Date: 2016-05-10
Type of information: Publication of results in a medical journal
phase: 1
Announcement: publication of results in the journal of Clinical Pharmacokinetics
Company: AM-Pharma (The Netherlands)
Product: reCAP - recombinant human alkaline phosphatase
Action
mechanism: protein/enzyme. recAP (recombinant Alkaline Phosphatase) is a proprietary recombinant human AP constructed from two naturally occurring human isoforms of the AP enzyme. This hybrid is highly stable and active, and has been optimised for treating inflammatory conditions. It is being developed as an injectable for the treatment of acute kidney injury and hypophosphatasia, and an oral formulation for ulcerative colitis.

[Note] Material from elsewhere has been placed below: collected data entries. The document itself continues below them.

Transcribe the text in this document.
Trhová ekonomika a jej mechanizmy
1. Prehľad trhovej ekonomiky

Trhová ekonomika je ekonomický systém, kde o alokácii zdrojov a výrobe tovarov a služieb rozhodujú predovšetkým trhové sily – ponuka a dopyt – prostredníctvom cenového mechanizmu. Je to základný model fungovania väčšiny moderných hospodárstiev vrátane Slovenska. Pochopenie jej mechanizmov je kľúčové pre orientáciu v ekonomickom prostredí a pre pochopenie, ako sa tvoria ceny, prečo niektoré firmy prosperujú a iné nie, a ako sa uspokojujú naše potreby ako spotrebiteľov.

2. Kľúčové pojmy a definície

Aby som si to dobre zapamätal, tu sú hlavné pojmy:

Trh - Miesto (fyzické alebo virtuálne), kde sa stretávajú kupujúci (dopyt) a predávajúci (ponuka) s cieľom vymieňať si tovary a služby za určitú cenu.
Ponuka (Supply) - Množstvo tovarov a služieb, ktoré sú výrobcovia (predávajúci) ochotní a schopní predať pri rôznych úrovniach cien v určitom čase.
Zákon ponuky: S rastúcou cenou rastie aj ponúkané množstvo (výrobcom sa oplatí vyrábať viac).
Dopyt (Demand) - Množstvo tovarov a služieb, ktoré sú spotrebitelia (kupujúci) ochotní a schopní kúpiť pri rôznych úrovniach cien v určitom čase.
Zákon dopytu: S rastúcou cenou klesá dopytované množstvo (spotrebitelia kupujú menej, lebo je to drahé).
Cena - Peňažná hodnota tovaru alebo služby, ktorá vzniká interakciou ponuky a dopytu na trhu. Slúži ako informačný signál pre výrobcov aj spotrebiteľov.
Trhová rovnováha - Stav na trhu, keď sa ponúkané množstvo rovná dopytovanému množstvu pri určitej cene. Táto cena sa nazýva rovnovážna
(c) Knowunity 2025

Disease: acute kidney injury
Therapeutic area: Inflammatory diseases - Kidney diseases - Renal diseases
Country:
Trial
details: The Phase I study of recAP consists of 50 healthy volunteers, aims to confirm safety and tolerability, and investigate the pharmacology including enzyme activity in serum – a key indicator of the drug’s therapeutic potential. Volunteers in the single dose groups were administered one of four single doses, and those in the multiple dose groups were administered one of two multiple doses on three consecutive days.
Latest
news: * On May 10, 2016, AM-Pharma announced that the company has published data from its Phase I trial of recAP, for the potential treatment of acute kidney injury (AKI), in the journal of Clinical Pharmacokinetics. The lead study author is Peter Pickkers (Department of Intensive Care Medicine, Radboud University Medical Center, Nijmegen, The Netherlands). Using data from this Phase I trial and pharmacokinetic modelling, the optimal dosing regimen for the ongoing STOP-AKI, adaptive Phase II study was predicted to consist of 1 hour infusions of 250, 500 and 1,000 U/kg recAP, once daily, for three consecutive days. The STOP-AKI trial recently reported that it had completed its first stage, and an independent data monitoring committee had selected a single optimal dose for stage 2 of the trial, in a further 170 patients. The range of regimens was established in a randomized, double-blind, placebo-controlled Phase I trial, where healthy volunteers received either a single dose of recAP (200, 500, 1,000 or 2,000 U/kg; n=33), or multiple doses of recAP (500 or 1,000 U/kg; n=18) comprised of single doses on three consecutive days all administered as a 1 hour intravenous infusion. Serum recAP concentrations, alkaline phosphatase (AP) activity levels, anti-drug antibodies, and other safety and PK parameters were measured in the trial. In the single dose group, peak blood concentrations of recAP and AP activity levels were reached at the end of the 1 hour infusion. AP activity levels increased 35-200 fold over baseline endogenous AP activity, and remained 2.5 to 20 times higher after 24 hours. Sustained increases in blood AP activity were evident in the multiple dose groups, with AP levels in the highest dose group returning to baseline levels 10 days post final infusion. No serious adverse events were reported in any dose group.